Wednesday, April 15, 2015

Adventures in the xAPI: The Ann Arbor Hands-on Museum Project by Megan Torrance

“In a SCORM world, a user must generally be logged into a system to record their individual progress and interactions. But the xAPI allows us to record the activity of anonymous users in any location, a choice you could make due to privacy concerns or just to make it easier to gather anonymous data without a complex system of authentication that can slow down user interaction (especially kids running around a science museum).”

As the eLearning world begins to adopt and develop the xAPI standard, it’s not hard to find products, tools, and platforms that offer xAPI compliance. But as an industry, the xAPI is still new enough that it’s hard to find actual examples of it at work in the real world. And yet, those stories are important cases to guide us as we move forward. This is the first article in an “adventure series” that will explore the xAPI in its natural habitat.
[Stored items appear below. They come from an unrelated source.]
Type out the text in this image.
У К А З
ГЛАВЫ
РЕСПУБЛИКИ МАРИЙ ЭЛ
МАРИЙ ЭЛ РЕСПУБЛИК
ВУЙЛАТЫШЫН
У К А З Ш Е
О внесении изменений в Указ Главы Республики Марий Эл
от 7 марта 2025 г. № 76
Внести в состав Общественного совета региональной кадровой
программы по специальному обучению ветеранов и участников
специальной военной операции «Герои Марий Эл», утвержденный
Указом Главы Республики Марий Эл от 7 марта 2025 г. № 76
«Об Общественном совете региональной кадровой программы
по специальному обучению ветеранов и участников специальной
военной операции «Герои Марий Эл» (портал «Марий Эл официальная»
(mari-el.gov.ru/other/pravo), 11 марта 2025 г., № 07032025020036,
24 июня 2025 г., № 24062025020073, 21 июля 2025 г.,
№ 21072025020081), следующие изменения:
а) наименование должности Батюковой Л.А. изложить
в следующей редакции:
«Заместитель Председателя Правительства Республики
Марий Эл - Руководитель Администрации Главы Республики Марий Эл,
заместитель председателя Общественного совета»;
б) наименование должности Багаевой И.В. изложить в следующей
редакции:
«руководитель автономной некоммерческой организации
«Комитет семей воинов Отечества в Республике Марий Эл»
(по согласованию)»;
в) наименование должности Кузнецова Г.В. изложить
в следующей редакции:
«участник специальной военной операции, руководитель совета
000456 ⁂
If you’ll forgive me, in the first couple of stories I’ll share projects my team is working on. After that, the sky’s the limit, the more the merrier, and so on. Do you have stories to share? Drop me a line—I’d love to hear what you’re doing and help you share your story.

(This project won the first xAPI Hyperdrive at DevLearn in October, 2014.)

The Hands-On Museum is a children’s STEaM (science, technology, engineering, art, math) museum based in Ann Arbor, Michigan, USA. Museum educators were eager to offer an enhanced field trip experience for school children, one that would show quantitative data related to the learning experience and the science standards that schools and teachers are held to. At the same time, they wanted to provide a richer experience at each exhibit, slowing the kids down long enough to interact meaningfully with the exhibit and learn something more.

To do so, the museum would need to track which students were at which exhibits and what they did there. The resulting data also helps teachers tie their museum field trip visits to curriculum standards to ensure that their time (and their budget) is spent meaningfully. The RFED project is an ongoing effort to meet all these needs and, at the same time, explore some cool technology and connect with the community. (RFED is a play on the underlying RFID technology and ED for education.)

In the first iteration of this project, the museum used RFID tags embedded into nametag lanyards to passively log students into each exhibit as they came into range of a wall-mounted antenna. Here's how it works: As the children come into range, a tablet computer mounted nearby greets them by name and engages them in a short series of questions and explorations with the exhibit, which is typically an analog device of some sort (Figure 1).


Figure 1: As the children come into range, a tablet computer mounted nearby greets them by name and engages them in a short series of questions and explorations with the exhibit

Data from each student activity is then sent back to the LRS (Learning Record Store) immediately after the student(s) complete the interaction, or after they “log out” by leaving the area (as determined by the antenna). Teachers and museum staff can then access a dashboard showing an activity stream and some simple data visualizations by student and by exhibit. A simple search function allows teachers to search for specific text strings found in either the xAPI statements or in the text responses typed in by students.

As this project moves into Phase 2, the somewhat finicky RFID technology is being replaced by beacons that offer more granular proximity tracking and a more robust signal. As it turns out, kids wiggle a lot and don’t stand with their name badges neatly lined up in front of an antenna. Go figure!